A third part is web services. There's no reason you should have to view your data through an Adobe interface. You should be able to extract your data independent of its presentation, and do with it as you see fit. Custom interfaces are a necessity these days.

Put them together and we have an in-the-browser set of document services... a native-code set of high-level document services... document servers *and* document services, all with strong collaboration, lifecycle administrative control, archiving, open-format.

Desktop authoring tools. Browser-based authoring tools. Custom-made authoring tools. Local data. Remote data. All of them working together. First time ever. A new way.

That's what strikes me most about this news. Pundits will probably go into "Buzzword vs Google Docs" or "Reader vs Preview" comparisons, but zooming in on the parts hides the outline of the whole.

Any group of people now have access to modern document publishing. There's the desktop, in-the-browser, and beyond-the-browser... there's local storage, local network storage, or cloud-based storage. All the scales work together.

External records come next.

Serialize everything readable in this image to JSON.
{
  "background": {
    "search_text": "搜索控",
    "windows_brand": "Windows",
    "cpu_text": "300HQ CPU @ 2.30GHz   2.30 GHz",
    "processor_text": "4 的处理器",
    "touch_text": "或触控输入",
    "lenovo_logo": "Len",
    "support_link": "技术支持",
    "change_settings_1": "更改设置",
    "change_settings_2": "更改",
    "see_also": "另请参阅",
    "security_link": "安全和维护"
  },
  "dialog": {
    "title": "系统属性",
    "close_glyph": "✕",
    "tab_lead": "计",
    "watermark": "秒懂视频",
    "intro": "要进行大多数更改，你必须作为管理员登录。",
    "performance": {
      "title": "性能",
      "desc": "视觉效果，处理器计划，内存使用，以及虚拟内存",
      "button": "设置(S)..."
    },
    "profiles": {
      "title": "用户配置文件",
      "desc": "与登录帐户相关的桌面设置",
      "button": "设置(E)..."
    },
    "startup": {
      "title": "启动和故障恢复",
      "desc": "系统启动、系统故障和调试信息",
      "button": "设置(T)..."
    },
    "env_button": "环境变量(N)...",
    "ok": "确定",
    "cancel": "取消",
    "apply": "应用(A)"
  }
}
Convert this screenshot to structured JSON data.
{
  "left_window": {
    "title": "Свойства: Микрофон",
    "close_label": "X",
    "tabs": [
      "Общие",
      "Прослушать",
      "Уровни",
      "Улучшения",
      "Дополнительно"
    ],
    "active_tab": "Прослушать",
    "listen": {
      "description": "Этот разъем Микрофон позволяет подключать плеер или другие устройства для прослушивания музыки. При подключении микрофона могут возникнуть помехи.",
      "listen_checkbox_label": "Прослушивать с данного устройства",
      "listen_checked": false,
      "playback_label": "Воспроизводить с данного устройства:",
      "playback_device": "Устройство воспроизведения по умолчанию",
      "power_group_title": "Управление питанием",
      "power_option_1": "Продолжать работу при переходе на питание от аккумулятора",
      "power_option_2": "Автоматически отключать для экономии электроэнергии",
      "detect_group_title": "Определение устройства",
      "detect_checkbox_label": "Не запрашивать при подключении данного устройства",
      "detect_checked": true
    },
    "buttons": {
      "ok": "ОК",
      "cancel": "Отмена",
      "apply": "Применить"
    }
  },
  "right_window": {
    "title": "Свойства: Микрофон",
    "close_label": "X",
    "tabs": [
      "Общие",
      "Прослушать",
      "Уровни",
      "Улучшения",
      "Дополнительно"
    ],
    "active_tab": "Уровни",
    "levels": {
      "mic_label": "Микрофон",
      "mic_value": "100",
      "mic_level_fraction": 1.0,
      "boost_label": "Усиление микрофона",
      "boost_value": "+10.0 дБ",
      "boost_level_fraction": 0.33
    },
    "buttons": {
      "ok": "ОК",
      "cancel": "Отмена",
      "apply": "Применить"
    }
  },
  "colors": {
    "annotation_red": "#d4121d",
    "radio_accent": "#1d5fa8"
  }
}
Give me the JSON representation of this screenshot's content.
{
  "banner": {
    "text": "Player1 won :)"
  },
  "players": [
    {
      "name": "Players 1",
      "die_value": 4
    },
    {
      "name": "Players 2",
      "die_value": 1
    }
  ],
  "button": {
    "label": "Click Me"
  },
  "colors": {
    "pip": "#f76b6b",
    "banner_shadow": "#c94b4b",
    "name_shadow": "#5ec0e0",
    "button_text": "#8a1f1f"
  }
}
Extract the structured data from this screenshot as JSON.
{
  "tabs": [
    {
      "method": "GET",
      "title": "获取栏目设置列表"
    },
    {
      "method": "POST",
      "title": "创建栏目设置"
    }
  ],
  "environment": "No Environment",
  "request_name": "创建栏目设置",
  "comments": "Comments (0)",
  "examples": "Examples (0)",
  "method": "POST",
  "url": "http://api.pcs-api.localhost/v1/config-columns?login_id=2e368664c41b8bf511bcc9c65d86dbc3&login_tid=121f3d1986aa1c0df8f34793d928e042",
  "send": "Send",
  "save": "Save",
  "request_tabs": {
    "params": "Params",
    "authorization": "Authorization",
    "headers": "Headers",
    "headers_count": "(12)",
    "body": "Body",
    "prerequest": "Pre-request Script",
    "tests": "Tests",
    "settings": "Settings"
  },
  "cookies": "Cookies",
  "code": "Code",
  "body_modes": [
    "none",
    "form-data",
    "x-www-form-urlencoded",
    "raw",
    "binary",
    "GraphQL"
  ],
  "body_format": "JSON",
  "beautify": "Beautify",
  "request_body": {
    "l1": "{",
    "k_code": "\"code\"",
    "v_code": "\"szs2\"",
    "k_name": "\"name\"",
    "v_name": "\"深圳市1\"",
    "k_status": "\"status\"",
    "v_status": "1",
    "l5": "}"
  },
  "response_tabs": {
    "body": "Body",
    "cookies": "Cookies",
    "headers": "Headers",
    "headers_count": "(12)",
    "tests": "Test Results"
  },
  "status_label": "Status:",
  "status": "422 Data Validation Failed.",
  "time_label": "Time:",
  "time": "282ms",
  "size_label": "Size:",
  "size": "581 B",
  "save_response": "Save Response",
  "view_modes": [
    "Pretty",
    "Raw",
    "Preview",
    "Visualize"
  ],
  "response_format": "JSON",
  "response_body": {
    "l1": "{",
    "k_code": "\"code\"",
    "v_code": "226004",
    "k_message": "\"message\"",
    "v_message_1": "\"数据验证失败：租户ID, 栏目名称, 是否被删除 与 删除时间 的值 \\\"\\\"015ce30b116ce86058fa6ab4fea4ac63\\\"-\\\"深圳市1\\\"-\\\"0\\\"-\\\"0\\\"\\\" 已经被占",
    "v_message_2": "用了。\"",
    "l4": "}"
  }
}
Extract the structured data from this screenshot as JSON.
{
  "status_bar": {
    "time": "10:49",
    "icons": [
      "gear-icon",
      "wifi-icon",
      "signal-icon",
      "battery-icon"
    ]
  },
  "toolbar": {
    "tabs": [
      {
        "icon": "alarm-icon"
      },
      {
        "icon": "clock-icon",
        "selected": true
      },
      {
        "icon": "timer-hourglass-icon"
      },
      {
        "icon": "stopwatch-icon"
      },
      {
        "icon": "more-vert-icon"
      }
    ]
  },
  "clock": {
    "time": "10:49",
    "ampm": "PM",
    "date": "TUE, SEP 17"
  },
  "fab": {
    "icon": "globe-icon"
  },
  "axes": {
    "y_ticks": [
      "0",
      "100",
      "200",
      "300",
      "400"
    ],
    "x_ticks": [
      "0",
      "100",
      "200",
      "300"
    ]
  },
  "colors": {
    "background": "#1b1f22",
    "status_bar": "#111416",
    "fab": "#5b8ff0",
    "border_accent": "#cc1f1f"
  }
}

If you have a computer and a connection, it costs no additional money to participate. You can manage and protect your own data, or let someone else do it. The platform supports various workflows, and does not dictate what your workflow should be.

Pundits argue "desktop vs browser" and "cloud vs local" and "own-your-data vs free-your-data", but I think needs are diverse enough that technology needs to support _all_ these choices.

This is the first version of Acrobat built after the Macromedia acquisition. It's dramatically expands what has gone before. When you look at it, look at how the various architectural sections fit together, and at PDF's existing space in the overall document ecology. I think we'll see more structures like this soon. But, the entire wider Adobe Acrobat initiative is breaking significant new ground here.

Applications aren't just on the desktop, and aren't just in the browser. They're not just stored behind the firewall, not just stored in the cloud. It's all-of-the-above. This Acrobat initiative is a new thing.